SiriusPoint is going into partnership with Broker Buddha to help simplify submissions.
The partnership comes after SiriusPoint led the $5m investment round that will enable Broker Buddha to increase sales capacity, enhance the product, develop new offerings, and accelerate the company into a new phase of growth and expansion. As part of the partnership, Darryl Siry, CTO for SiriusPoint, will join the Broker Buddha board.
Siry said in a statement that he was excited about the new partnership.
He added: “[Broker Buddha solves] a very real problem of facilitating the completion of complex insurance applications between agents and the end customer. The team has a very strong product vision and deep technology expertise which will expand their market opportunities as they continue to grow the core product.”
Broker Buddha was set up in 2017 and received Seed funding from Vertex Ventures US in 2019. The company currently has over 100 agencies as clients and its technology replaces email, fax, PDFs, and spreadsheets, resolving inefficiencies for agents and carriers caused by issues such as inaccurate and incomplete submissions.
Siry went on: “While many insurtechs focus on solving the problem of submission management for carriers, Broker Buddha is focused on enhancing the efficiency of the independent agent and their customers. The value of the product is self-evident in revenue retention ratios higher than 100% year over year. Similar to DropBox’s early growth, gaining initial adoption with an agent inevitably leads to growth within the agency as people experience the product.”
This is not an isolated case of SiriusPoint striking up a new partnership.

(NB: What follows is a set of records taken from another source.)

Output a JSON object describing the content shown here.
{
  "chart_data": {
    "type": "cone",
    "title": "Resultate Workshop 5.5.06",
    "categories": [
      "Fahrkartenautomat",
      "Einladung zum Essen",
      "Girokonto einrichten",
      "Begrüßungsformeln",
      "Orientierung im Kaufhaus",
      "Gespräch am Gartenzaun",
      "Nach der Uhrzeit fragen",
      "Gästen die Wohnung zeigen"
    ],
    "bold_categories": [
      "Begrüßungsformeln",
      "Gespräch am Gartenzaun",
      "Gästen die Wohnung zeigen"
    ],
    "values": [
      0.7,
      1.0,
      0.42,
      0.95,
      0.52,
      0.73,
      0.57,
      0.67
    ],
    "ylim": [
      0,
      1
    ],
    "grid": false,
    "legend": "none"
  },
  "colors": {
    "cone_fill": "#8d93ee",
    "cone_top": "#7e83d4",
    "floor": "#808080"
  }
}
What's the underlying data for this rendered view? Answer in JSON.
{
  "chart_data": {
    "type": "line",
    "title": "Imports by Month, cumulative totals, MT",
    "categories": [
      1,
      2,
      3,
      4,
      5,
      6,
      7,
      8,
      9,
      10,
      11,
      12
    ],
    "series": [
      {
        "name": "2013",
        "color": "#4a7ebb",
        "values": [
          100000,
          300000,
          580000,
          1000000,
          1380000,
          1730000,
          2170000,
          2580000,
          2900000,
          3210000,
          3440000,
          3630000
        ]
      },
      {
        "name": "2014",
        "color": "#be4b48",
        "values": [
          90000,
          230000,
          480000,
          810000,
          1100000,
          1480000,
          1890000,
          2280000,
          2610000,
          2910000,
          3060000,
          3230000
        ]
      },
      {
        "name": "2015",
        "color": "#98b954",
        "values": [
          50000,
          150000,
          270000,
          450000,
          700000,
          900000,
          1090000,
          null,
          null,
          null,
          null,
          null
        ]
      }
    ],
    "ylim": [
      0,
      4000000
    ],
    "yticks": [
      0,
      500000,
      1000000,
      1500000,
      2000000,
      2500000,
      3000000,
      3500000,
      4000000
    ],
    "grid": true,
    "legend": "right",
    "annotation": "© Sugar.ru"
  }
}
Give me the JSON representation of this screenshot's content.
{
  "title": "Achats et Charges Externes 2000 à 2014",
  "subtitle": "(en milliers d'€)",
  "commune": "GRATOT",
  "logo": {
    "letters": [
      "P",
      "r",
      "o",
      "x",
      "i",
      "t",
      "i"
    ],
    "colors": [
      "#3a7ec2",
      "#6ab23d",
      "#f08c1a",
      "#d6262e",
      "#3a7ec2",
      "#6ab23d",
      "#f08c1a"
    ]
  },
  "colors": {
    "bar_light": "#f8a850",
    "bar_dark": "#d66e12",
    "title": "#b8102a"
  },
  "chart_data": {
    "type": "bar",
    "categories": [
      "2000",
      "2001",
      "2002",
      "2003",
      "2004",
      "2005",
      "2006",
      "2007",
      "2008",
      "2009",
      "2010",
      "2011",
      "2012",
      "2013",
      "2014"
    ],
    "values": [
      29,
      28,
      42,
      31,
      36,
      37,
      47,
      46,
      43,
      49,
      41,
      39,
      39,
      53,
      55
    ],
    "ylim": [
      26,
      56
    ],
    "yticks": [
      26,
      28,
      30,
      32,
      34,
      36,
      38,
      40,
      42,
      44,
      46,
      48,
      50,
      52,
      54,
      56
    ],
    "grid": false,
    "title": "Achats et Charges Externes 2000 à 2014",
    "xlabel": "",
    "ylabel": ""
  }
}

In recent weeks, the firm has gone into business with Players Health with the former providing the latter with a combination of P&C and accident & health coverage. That announcement followed another a fortnight before when it said it was going to become a ‘strategic investor’ in Mosaic.
Headquartered in Bermuda, SiriusPoint launched in February 2021 as one of the first fully formed re/insurers of the Class of 2020, following the merger of Third Point Reinsurance and Sirius International Insurance Group.
The company fell to a net loss of $140m in Q4 2021 but reported income of $45m for the full year, as catastrophe losses dented the company’s underwriting performance.